Eles eram únicos, originais, diferentes... Eu busco me surpreender. Além do que o público quer, eu já tenho muita experiência, muitos Jogos, então o que eu quero é me surpreender, e busco mais. E a Espanha me deu a coreografia La Locura, que você não sabia a que mais aspirar.
A Espanha me deu a coreografia para La Locura, você não sabia a que mais aspirar."
Uma das grandes estrelas foi Dennis González. Como você acompanhou o desenvolvimento dele?
Eu o amo muito. Quando o Dennis começou, ele era rápido, não parava nunca, era demais. Agora ele está mais maduro, mais experiente, e isso transparece nos seus movimentos. Ele é pontual. Ele sente o que está fazendo; está dentro dele. Observá-lo é uma alegria.
Você já julgou Gemma Mengual, Ona Carbonell e agora Iris Tió. Como você as compara?
Elas são diferentes. Vou falar da Iris. O que eu valorizo em primeiro lugar é a personalidade dela. Ela é incrivelmente humilde, correta, atenciosa, gentil... Ela é muito humilde, tendo conquistado tanto. Ela abaixa a cabeça, como se tivesse vergonha de dizer que é campeã. Nunca a vi escalar a montanha. Eu a conheço bem, desde que ela veio para a Argentina com Mayuko Fujiki. Essa nadadora tem tanta maestria e flexibilidade nos movimentos, e sua presença na água é especial. E ela é adaptável; ela está no dueto misto, na equipe, no solo... Ela é incomparável.

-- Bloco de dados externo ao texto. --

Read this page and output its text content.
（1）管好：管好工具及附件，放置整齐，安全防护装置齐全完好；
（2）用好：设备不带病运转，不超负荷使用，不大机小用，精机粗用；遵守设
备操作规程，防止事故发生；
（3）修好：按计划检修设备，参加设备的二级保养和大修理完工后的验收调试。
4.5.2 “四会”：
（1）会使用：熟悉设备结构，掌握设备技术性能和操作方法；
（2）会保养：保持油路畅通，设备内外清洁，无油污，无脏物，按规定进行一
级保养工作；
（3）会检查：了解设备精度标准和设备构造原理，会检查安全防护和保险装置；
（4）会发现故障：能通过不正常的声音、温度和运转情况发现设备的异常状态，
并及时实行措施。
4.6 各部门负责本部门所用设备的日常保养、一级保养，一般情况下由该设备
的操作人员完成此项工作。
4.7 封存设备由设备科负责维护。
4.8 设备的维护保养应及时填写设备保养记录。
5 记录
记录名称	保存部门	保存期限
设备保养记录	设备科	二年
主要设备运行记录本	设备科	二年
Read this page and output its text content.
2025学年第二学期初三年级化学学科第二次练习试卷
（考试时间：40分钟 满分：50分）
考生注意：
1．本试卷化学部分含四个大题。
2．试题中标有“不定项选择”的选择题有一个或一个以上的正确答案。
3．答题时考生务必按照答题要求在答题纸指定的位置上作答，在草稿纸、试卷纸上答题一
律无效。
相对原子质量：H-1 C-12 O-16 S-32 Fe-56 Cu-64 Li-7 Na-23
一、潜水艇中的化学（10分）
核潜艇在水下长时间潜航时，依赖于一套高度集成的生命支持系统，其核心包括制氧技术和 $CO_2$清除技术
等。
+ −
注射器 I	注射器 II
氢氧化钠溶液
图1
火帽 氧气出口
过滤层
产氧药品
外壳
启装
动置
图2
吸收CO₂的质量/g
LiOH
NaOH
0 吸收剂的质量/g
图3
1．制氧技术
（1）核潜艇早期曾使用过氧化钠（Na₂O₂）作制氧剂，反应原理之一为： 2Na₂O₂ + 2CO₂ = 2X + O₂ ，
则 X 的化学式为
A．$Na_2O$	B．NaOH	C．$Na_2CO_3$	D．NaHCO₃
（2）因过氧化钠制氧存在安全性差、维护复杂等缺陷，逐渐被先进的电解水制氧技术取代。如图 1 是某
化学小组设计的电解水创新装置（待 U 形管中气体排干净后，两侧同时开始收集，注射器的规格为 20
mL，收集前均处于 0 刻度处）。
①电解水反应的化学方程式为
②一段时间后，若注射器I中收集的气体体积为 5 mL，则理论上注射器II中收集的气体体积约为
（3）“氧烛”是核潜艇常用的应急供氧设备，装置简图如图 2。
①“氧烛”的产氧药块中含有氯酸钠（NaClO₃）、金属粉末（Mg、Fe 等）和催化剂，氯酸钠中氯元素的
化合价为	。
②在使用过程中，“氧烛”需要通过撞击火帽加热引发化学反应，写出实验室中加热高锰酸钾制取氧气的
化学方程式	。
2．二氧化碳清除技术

Ela era apaixonada por música e tocava instrumentos. Você acha que isso a ajuda a acompanhar a música?
É definitivamente uma qualidade. O lado artístico é o meu favorito. Mas é um dom que ela tem desde pequena. Ela está ligada à música. Pintamos com nossos corpos e com a música, e ela tem essa sensibilidade; a piscina é a pintura dela. Mas ela é muito trabalhadora e uma boa companheira, caso contrário, não teriam dado a festa que deram.
Leia tambémE quanto a Andrea Fuentes e sua revolução de sincronização?
Eu a conheço desde que ela treinava na República Centro-Africana. Quando ela apresentou o tango com Ona Carbonell nas Olimpíadas de Londres, onde ganharam a prata... Guardo esse dueto no meu coração; o utilizo em minhas apresentações. É um dos meus pontos fortes. Ela cresceu. Ela decolou, ergueu os Estados Unidos e triunfou na Espanha. Ela ama coreografia e a entende como uma qualidade de vida. Ela a faz para que outros possam entendê-la e apreciá-la. Você poderia entender do que se trata a coreografia sem saber o título ou sem que lhe dissessem o tema. E isso não é tão fácil.
Os estagiários espanhóis estão espalhados pelo mundo todo...
Graças ao seu dom artístico, Anna Tarrés semeou tudo isso.